Am I doing something wrong? Or is this a known limitation in Pulse?

Thanks,

The Connection is actually an enum, so it is currently unsupported as a DataRequest

Data Requests are essentially tied to double values from the engine.

It is possible to add support to have DataRequests associated with enums return an integer value in the double. Off the top of my head, I think it would not be too complicated, but there would probably need to be some additions to the Data Request piping to get this to work.

That being said, enums have a initial value in the engine (Off in the case of the connection) and the only way it can change is by an action you provide it. So in sense, you are asking the engine for a value that you set. Unless you did not, in which its going to be at its default value (Off for a Connection).

The same would apply to substances applied to the right or left chamber. It’s empty until you provide an action putting a substance in it. But there is not currently a way piggyback a thunk of the substance name (that you provided in a previous action) in the chamber over the JNI.

Thank you for your prompt response.

In my case, we have a Pulse Engine running and multiple applications connected to it. So it could be the case that one application changes the connection without the others knowing. My first approach to solve this was to expose that value from Pulse itself, but if that’s not possible, I’ll have to deal with it at the application level (i.e. keep track of all the actions applied to a scenario) and not at the Pulse Engine level.

Thank you again for your time,

Everything in the engine is exposed at the C++ level.
Its really a question of how to thunk it over the JNI.

I have been thinking about supporting a mode in the engine so it keeps track of all incoming messages.
I believe I started it, but I don’t remember where I ended up…so it may be an option to just finish that support…But that would probably be pretty simple to do on your Pulse node as well, before you pass an action along to Pulse.

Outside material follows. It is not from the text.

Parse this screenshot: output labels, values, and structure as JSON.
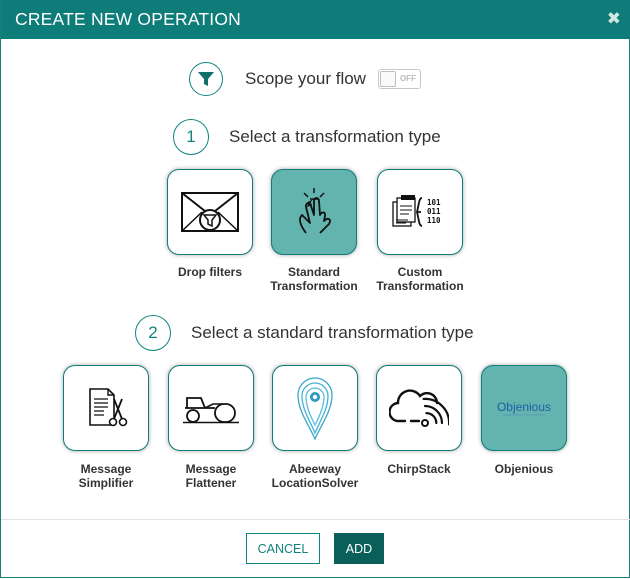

Another option is to support thunking a whole system over the JNI rather than individual Data Requests. Everything in Pulse is backed by a Protobuf definition, so this would be pretty easy and I think very helpful in general. And you would not have to sort though actions to get the current state.

Yes, I think I can handle this at the application level for now. Having a way to expose the entire state of a system at once would be nice though.

Thanks,

@esteban.aliverti,

Do you have any thoughts/concerns with Pulse being developed using Java 8?
I have run a build using further Java versions (11/12 I believe) And things built fine, but is there anything for us to keep in mind for moving to a more modern version?

Thanks!

I don’t know about Pulse itself, but the application where I’m including Pulse is using OpenJDK 13 and I haven’t found any issue so far.

I wanted to comment on more modern versions of Java. Building in Java 8 and running in later versions should mostly be ok. Here’s a summary of issues I’ve run into:

  • Java strings that contain null characters are no longer supported.
  • Split packages (where two different projects/modules contain the same package) are no longer allowed.
  • Internal packages/classes (e.g., anything with sun or native in the name) are no longer accessible. This is unlikely to affect your code, but could affect some of your dependencies. (I had to update UI-related dependencies, although I think all of your UI stuff is in C++).

These are really unusual things to do, but each one affected a small amount of code for a large project that we wanted to use as a dependency in a Java 11 project. The original project is still Java 8, but these updates were needed to work with Java 11 projects (which is different than just running a Java 8 project in a Java 11 JDK/JRE).

The last thing I’ll mention is that, as a java 8 project, you’re not defining module-info.java in your projects. This is ok – Java will automatically generate a module for older code – but some IDEs (maybe Java itself?) generate warnings about this, since the module name is not “stable”. This hasn’t been an issue for me so far, though, and the warning can be silenced.